This page last changed on Jul 12, 2006 by acuster.
This is a page to discuss what a security framework in GeoServer might look like. For the first step we only really want 'attribution', which just requires a log in for any operation. But further on we'd likely prefer more granular operations like who has view access, who has write access, ect.
(please add more)
- Not writing our own user permissioning management, handled by someone else
- Able to plug in to other user management systems, like LDAP, ect.
- Fairly independant of GeoServer (like perhaps its own module)
- Ability for GeoServer services to access the permission information.
- JAAS - The Java Authentication and Authorization Service (JAAS) is a set of APIs that enable services to authenticate and enforce access controls upon users. It implements a Java technology version of the standard Pluggable Authentication Module (PAM) framework, and supports user-based authorization. This is included in JDK 1.4. Not sure if it really does everything we need. There has been some geoserver work with this, see: [GEOTOOLS:SIS Meta Infrastructure current software], which has code for security. There may be stuff in there that can be reused.
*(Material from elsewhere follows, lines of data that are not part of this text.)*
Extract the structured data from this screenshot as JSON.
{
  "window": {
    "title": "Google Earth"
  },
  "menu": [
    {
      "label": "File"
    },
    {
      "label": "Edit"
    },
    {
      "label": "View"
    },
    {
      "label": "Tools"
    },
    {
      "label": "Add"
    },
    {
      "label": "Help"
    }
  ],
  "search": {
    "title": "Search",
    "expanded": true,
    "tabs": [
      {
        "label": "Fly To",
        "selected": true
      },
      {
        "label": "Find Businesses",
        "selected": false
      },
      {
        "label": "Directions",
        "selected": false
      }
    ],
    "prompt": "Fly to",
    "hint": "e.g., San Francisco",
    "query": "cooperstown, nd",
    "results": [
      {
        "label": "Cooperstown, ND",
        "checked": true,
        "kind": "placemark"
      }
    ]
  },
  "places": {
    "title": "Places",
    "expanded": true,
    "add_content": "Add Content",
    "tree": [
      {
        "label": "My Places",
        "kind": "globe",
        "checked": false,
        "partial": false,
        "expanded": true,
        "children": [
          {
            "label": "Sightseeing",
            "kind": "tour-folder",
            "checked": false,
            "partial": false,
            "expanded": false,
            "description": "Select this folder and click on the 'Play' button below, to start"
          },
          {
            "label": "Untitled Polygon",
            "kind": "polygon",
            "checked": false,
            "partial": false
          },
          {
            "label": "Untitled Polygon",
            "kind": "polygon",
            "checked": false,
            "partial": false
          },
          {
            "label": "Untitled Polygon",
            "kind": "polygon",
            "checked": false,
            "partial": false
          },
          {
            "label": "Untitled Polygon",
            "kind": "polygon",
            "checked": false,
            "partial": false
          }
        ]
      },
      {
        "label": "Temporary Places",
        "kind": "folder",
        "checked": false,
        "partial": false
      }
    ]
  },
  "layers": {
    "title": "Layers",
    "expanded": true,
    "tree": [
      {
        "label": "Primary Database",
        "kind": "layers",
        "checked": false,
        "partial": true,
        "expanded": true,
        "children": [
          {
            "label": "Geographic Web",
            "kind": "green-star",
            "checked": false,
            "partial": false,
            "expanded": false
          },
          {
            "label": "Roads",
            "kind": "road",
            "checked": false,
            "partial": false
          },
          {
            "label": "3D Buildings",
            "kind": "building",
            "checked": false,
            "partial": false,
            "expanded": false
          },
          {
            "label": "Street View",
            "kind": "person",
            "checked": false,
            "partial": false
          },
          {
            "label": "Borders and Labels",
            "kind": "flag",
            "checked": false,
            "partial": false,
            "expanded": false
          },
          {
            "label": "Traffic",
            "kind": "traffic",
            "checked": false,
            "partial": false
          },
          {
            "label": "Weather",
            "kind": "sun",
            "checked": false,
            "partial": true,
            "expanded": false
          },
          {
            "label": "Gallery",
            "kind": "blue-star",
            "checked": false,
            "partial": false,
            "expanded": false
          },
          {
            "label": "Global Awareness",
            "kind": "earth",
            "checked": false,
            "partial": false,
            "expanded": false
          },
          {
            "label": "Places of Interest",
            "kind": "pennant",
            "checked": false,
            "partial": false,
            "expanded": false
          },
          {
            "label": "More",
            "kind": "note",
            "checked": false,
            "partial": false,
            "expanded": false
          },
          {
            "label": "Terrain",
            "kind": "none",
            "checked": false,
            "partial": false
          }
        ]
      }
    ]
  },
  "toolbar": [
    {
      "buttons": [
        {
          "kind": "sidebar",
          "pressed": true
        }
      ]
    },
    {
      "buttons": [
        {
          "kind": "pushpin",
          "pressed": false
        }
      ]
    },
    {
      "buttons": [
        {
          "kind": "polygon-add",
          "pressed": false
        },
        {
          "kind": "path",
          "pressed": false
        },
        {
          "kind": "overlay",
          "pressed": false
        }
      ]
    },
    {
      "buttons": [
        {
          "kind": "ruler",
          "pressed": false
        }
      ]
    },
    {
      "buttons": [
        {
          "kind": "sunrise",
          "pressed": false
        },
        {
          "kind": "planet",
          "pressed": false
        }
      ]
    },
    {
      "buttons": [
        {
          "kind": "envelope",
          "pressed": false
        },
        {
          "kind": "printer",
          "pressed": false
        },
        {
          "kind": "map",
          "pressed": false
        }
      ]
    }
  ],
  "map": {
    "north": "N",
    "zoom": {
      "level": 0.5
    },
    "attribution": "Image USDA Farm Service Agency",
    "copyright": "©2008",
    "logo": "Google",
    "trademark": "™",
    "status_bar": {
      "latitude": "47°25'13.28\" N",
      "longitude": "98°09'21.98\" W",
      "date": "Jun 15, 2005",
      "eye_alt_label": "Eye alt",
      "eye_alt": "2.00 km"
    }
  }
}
- Distribute Access Control System. These guys have worked with uDig in the past. They implemented with a WFS as well. It stands completely independant, and plugs in to a number of role backends. It's also very fast. Works with apache, installed separately. Can have integration at the code level without too much difficulty. Could be a very good option. Downside is that it's not java, would require people to install an extra piece of software.
- Acegi - Security services for Spring. Lots of nice features. Suggested by Seraph, they said it's more complex, probably a bit of a higher learning curve. But if we've got spring going already it could be good... article about it.